Impact of Supercooling on Direct Searches for Dark Matter and Gravitational Wave Backgrounds
Davide Racco, Alfredo Stanzione
TL;DR
The paper investigates how a supercooled first-order phase transition in the early universe modifies dark matter production and the associated gravitational-wave background. It develops a modified Boltzmann framework for freeze-out during supercooling (with a constant Hubble rate) and analyzes freeze-in under non-standard expansion, including the entropy dilution from reheating. Through benchmark scenarios such as a supercooled electroweak transition and millicharged dark matter in a dark QED setup, it shows that WIMP-like DM can become viable in regions previously excluded and that freeze-in predictions can move closer to experimental reach.
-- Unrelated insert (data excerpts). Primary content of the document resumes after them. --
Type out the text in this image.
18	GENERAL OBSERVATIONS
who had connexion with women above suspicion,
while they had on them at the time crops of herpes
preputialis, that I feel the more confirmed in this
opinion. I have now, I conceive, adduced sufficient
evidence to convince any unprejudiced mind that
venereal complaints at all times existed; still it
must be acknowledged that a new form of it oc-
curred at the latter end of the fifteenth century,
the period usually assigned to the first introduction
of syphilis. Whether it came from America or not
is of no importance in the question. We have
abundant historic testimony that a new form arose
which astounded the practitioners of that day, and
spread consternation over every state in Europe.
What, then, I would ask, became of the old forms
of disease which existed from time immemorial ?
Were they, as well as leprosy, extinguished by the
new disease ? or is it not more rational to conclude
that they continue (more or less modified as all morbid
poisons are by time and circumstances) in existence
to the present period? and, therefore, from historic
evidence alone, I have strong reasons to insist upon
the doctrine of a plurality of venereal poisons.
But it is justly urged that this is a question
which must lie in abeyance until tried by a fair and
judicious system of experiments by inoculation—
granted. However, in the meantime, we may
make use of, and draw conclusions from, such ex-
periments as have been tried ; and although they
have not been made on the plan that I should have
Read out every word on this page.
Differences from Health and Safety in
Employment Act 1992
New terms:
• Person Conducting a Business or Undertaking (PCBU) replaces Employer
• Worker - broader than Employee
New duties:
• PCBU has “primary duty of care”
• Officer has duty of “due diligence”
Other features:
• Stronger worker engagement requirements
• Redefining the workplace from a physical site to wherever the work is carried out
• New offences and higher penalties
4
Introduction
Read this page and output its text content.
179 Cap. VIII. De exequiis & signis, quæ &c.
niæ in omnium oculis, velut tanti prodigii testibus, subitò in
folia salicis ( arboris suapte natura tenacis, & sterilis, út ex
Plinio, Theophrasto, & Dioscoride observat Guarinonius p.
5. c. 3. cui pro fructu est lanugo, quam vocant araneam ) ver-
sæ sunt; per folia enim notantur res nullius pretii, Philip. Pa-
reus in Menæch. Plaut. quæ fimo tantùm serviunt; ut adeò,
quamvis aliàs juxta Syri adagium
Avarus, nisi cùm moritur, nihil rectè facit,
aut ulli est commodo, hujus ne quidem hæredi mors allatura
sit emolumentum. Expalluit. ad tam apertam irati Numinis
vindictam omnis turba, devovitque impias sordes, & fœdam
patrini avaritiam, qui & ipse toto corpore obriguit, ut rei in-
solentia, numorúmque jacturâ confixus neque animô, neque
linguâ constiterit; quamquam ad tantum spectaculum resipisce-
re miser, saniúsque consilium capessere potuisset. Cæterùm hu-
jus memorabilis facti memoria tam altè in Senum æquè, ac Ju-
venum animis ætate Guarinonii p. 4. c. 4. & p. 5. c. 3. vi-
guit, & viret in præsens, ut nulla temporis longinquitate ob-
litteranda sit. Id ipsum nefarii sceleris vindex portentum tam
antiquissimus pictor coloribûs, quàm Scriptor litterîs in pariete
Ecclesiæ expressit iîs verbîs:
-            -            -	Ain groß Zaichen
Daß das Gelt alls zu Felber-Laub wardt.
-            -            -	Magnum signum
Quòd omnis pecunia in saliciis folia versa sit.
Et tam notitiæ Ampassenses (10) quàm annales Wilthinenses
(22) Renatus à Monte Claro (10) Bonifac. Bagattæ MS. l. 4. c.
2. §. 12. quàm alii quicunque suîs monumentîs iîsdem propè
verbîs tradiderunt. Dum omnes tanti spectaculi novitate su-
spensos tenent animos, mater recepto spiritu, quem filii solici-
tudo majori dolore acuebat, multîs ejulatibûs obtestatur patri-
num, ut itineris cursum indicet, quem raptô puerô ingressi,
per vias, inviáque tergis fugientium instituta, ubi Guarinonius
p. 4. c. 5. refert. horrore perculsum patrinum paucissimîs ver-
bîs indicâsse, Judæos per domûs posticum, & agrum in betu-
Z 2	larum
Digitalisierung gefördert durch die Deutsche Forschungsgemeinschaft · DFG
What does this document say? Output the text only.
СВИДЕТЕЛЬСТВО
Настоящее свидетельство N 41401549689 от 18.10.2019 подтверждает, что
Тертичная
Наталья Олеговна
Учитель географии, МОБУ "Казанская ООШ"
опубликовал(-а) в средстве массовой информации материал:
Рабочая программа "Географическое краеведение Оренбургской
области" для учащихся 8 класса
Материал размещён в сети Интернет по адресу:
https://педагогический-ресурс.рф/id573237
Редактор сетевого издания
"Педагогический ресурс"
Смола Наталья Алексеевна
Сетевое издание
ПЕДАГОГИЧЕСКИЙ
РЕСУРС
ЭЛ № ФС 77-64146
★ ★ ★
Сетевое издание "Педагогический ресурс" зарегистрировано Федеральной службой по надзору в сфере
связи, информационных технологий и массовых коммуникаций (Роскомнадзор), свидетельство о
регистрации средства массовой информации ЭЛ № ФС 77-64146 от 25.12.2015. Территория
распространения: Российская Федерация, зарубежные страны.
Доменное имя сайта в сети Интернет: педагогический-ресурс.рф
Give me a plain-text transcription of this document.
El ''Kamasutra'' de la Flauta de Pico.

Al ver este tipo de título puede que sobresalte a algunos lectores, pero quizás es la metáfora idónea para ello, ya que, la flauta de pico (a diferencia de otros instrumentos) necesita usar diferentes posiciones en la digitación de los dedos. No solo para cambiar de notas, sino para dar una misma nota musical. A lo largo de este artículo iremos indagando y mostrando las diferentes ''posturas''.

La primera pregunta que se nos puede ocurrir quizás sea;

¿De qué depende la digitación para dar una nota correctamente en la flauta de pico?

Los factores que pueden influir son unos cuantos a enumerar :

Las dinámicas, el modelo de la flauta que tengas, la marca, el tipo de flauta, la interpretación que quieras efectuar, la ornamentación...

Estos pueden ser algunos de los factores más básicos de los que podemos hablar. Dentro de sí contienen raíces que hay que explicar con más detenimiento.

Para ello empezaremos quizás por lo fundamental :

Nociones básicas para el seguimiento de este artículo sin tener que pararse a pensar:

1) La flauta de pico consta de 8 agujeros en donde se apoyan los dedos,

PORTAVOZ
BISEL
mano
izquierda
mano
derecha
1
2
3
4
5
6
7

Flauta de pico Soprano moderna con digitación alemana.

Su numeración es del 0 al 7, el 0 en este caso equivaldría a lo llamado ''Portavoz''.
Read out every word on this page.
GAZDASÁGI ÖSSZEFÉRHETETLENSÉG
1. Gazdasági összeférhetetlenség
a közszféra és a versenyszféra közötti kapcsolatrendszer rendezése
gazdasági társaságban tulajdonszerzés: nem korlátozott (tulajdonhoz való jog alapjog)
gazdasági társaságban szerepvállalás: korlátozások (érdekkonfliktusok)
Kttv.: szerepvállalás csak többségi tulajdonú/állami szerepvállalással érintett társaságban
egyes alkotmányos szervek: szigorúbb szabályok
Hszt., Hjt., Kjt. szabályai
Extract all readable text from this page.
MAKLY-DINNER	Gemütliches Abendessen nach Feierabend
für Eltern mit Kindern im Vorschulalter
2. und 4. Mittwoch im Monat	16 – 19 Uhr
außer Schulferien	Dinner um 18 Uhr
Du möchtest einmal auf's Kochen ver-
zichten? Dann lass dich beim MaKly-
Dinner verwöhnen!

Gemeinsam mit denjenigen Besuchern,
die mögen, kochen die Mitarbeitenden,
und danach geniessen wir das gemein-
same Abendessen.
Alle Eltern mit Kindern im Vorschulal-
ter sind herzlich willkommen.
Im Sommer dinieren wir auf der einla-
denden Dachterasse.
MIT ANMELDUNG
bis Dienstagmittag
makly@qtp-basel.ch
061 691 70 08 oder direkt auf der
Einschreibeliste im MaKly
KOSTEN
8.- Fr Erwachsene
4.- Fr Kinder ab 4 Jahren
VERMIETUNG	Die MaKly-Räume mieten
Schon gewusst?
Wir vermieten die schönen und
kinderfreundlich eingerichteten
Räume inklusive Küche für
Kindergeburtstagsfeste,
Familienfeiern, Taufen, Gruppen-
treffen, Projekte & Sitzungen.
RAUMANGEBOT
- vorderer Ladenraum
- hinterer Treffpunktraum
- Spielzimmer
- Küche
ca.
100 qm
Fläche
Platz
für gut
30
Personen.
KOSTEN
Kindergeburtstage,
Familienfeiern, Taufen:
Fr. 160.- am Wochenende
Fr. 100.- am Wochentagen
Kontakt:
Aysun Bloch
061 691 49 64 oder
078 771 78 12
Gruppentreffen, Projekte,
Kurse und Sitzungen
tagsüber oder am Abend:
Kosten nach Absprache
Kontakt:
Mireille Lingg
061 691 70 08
The work highlights a complementary link between direct detection prospects and low-frequency gravitational-wave signals as signatures of early-universe supercooling dynamics.
Abstract
An interesting feature of a cosmological phase transition can be a stage of exponential expansion (supercooling). The modified expansion history and the entropy injection at reheating, can affect the final energy fraction of dark matter. In this paper, we revisit the calculation of the freeze-out and freeze-in dynamics, showing additional effects on top of the standard dilution factor if the dark matter production is completed during the supercooling stage. We show for the first time how these effects can be particularly interesting for direct detection, as the parameter space for WIMP-like candidates shifts from excluded to allowed regions, and freeze-in candidates get closer to experimental reach. A phenomenological motivation to consider supercooling is the associated gravitational wave background. The implications of a finite-duration reheating stage, when the equation of state is close to matter-domination, are a peculiar low-frequency spectrum, and its shift to lower frequencies. These effects are a complementary test of the dynamics that we study for dark matter production, and remarkably can link direct detection of dark matter and gravitational wave astronomy.